Your one stop for finding multiple professional reviews of recently released books.
Song Yet Sung by James McBride
In Song Yet Sung, Liz Spocott is a slave who has run away from her sexually abusive master to the eastern shores of Maryland in the 1850s. Liz is captured by the notorious Patty Cannon, who uses her gang of both white and black men to track down runaway slaves for her own purposes. While chained together with 14 other slaves in Patty's attic, Liz learns coded sentences and clues called "the code" that lead to the Underground Railway. The other captives call Liz "The Dreamer" because of her prophecies of the future of the black race.
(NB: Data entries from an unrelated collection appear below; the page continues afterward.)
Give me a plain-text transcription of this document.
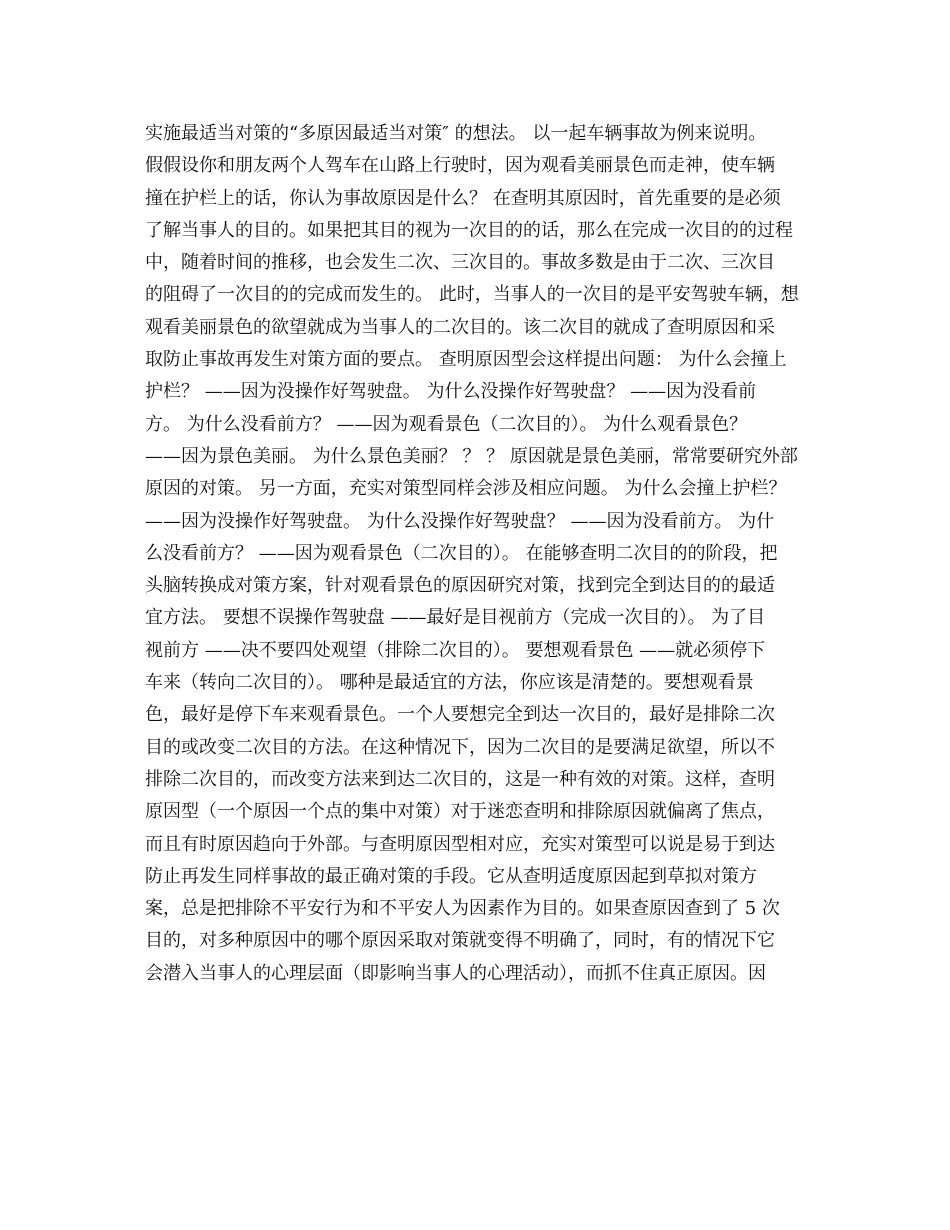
实施最适当对策的“多原因最适当对策″ 的想法。 以一起车辆事故为例来说明。
假假设你和朋友两个人驾车在山路上行驶时，因为观看美丽景色而走神，使车辆
撞在护栏上的话，你认为事故原因是什么？ 在查明其原因时，首先重要的是必须
了解当事人的目的。如果把其目的视为一次目的的话，那么在完成一次目的的过程
中，随着时间的推移，也会发生二次、三次目的。事故多数是由于二次、三次目
的阻碍了一次目的的完成而发生的。 此时，当事人的一次目的是平安驾驶车辆，想
观看美丽景色的欲望就成为当事人的二次目的。该二次目的就成了查明原因和采
取防止事故再发生对策方面的要点。 查明原因型会这样提出问题： 为什么会撞上
护栏？ ——因为没操作好驾驶盘。 为什么没操作好驾驶盘？ ——因为没看前
方。 为什么没看前方？ ——因为观看景色（二次目的）。 为什么观看景色？
——因为景色美丽。 为什么景色美丽？ ？ ？ 原因就是景色美丽，常常要研究外部
原因的对策。 另一方面，充实对策型同样会涉及相应问题。 为什么会撞上护栏？
——因为没操作好驾驶盘。 为什么没操作好驾驶盘？ ——因为没看前方。 为什
么没看前方？ ——因为观看景色（二次目的）。 在能够查明二次目的的阶段，把
头脑转换成对策方案，针对观看景色的原因研究对策，找到完全到达目的的最适
宜方法。 要想不误操作驾驶盘 ——最好是目视前方（完成一次目的）。 为了目
视前方 ——决不要四处观望（排除二次目的）。 要想观看景色 ——就必须停下
车来（转向二次目的）。 哪种是最适宜的方法，你应该是清楚的。要想观看景
色，最好是停下车来观看景色。一个人要想完全到达一次目的，最好是排除二次
目的或改变二次目的方法。在这种情况下，因为二次目的是要满足欲望，所以不
排除二次目的，而改变方法来到达二次目的，这是一种有效的对策。这样，查明
原因型（一个原因一个点的集中对策）对于迷恋查明和排除原因就偏离了焦点，
而且有时原因趋向于外部。与查明原因型相对应，充实对策型可以说是易于到达
防止再发生同样事故的最正确对策的手段。它从查明适度原因起到草拟对策方
案，总是把排除不平安行为和不平安人为因素作为目的。如果查原因查到了 5 次
目的，对多种原因中的哪个原因采取对策就变得不明确了，同时，有的情况下它
会潜入当事人的心理层面（即影响当事人的心理活动），而抓不住真正原因。因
Liz leads an escape from Patty's attic, heading off to the wild shores where the code guides her, but where any encounter with either white or black people could mean either redemption or betrayal. Patty Cannon, her reputation sullied, vows revenge. Liz's master doubles the stakes, luring a legendary slave catcher out of retirement to hunt her down also. James McBride's novel has received positive reviews with the Rocky Mountain News saying, "McBride borrows liberally from actual historical events and figures to fabricate this engrossing tale, and then emphasizes the implications of past actions by interspersing them with Liz's recurring nightmares of the future. His vivid descriptions of the tangled lands and waterscapes of the eastern shore create a claustrophobic sense of place - readers will extrapolate the need for a moral compass, as well as a literal one."